Il libro rappresenta l’ordine della mente, è innanzitutto un atto formale che risponde a un impianto di norme codificate. Tutto il mondo sta lì dentro, in una gabbia con una giustezza definita, una spaziatura regolata, un’interlinea, un’altezza pagina… Se vogliamo, autore ed editore insieme ogni volta che pubblicano un libro pensano di mettere ordine nel disordine del mondo e lo fanno spinti da una vena di temerarietà e presunzione, come se fosse un atto stravagante, quasi una magia e ogni autore avesse la formula segreta per raccontare in quel modo, cioè in quel numero di righe, in quelle pagine, con quelle parole, il senso o il non senso del mondo.
Fino ad oggi il libro apparteneva al nostro immaginario, oggetto tra gli altri oggetti, seppure particolare, ora la rivoluzione digitale ne ha rivelato tutta la sua intrinseca originalità, fino a farne un oggetto a parte, in più.

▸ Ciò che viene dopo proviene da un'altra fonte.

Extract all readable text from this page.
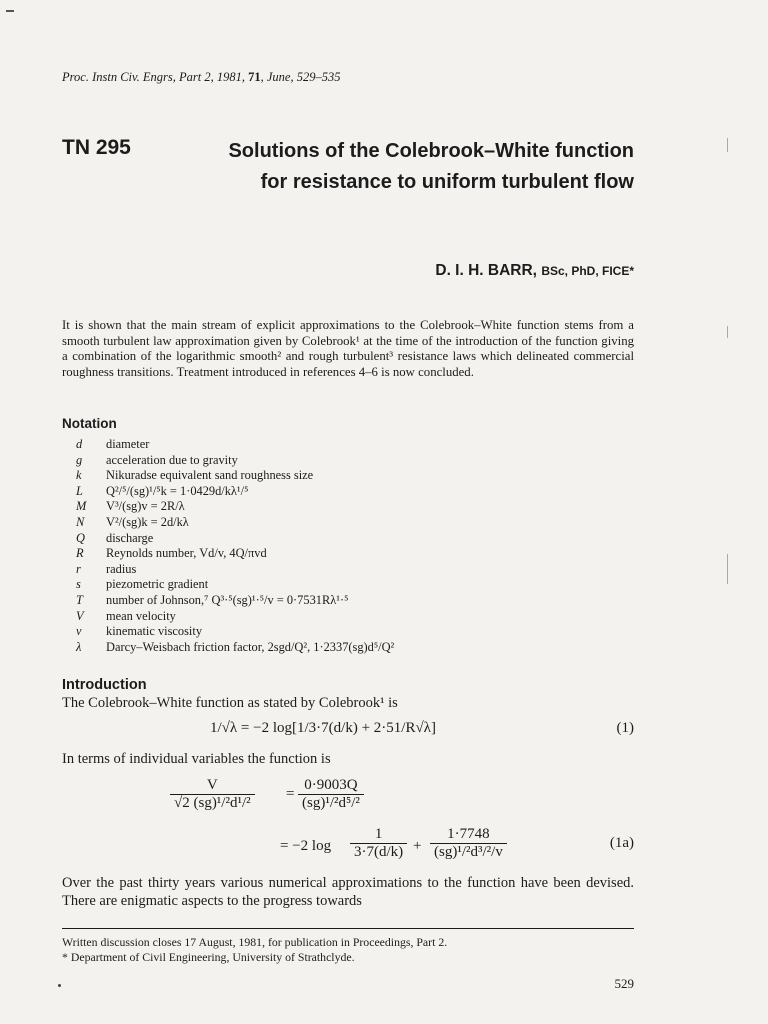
Proc. Instn Civ. Engrs, Part 2, 1981, 71, June, 529–535
TN 295	Solutions of the Colebrook–White function for resistance to uniform turbulent flow
D. I. H. BARR, BSc, PhD, FICE*
It is shown that the main stream of explicit approximations to the Colebrook–White function stems from a smooth turbulent law approximation given by Colebrook¹ at the time of the introduction of the function giving a combination of the logarithmic smooth² and rough turbulent³ resistance laws which delineated commercial roughness transitions. Treatment introduced in references 4–6 is now concluded.
Notation
d	diameter
g	acceleration due to gravity
k	Nikuradse equivalent sand roughness size
L	Q²/⁵/(sg)¹/⁵k = 1·0429d/kλ¹/⁵
M	V³/(sg)v = 2R/λ
N	V²/(sg)k = 2d/kλ
Q	discharge
R	Reynolds number, Vd/v, 4Q/πvd
r	radius
s	piezometric gradient
T	number of Johnson,⁷ Q³·⁵(sg)¹·⁵/v = 0·7531Rλ¹·⁵
V	mean velocity
v	kinematic viscosity
λ	Darcy–Weisbach friction factor, 2sgd/Q², 1·2337(sg)d⁵/Q²
Introduction
The Colebrook–White function as stated by Colebrook¹ is
1/√λ = −2 log[1/3·7(d/k) + 2·51/R√λ]	(1)
In terms of individual variables the function is
$\frac{V}{\text{√2 (sg)¹/²d¹/²}} = \frac{0\cdot 9003Q}{\text{(sg)¹/²d⁵/²}}$
= −2 $\log \frac{1}{3\cdot 7(d/k)} + \frac{1\cdot 7748}{\text{(sg)¹/²d³/²/v}}$	(1a)
Over the past thirty years various numerical approximations to the function have been devised. There are enigmatic aspects to the progress towards
Written discussion closes 17 August, 1981, for publication in Proceedings, Part 2.
* Department of Civil Engineering, University of Strathclyde.
529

Se le cose stanno così, se trascuriamo la “bellezza” del libro cominciando a togliere dall’impalcatura quegli elementi che ne fanno un unicum, è possibile che esso diventerà sempre più uguale ad altri contenitori di parole, con il rischio, non calcolato, che ci perderemo in un mare disordinato di parole (i 140 caratteri di Twitter...).  La nostra storia e la nostra identità si appoggiano sui libri, sono lo specchio di noi stessi, di quello che siamo, senza di loro, senza quella misura, quell’ordine, siamo niente.
La mia domanda è: quindi gli editori stanno perdendo il senso di identità di essere editore, oppure sono "schiavi" del sistema e di conseguenza devono adattarsi al nuovo sistema, cioè produrre tanto e di qualità dubbia?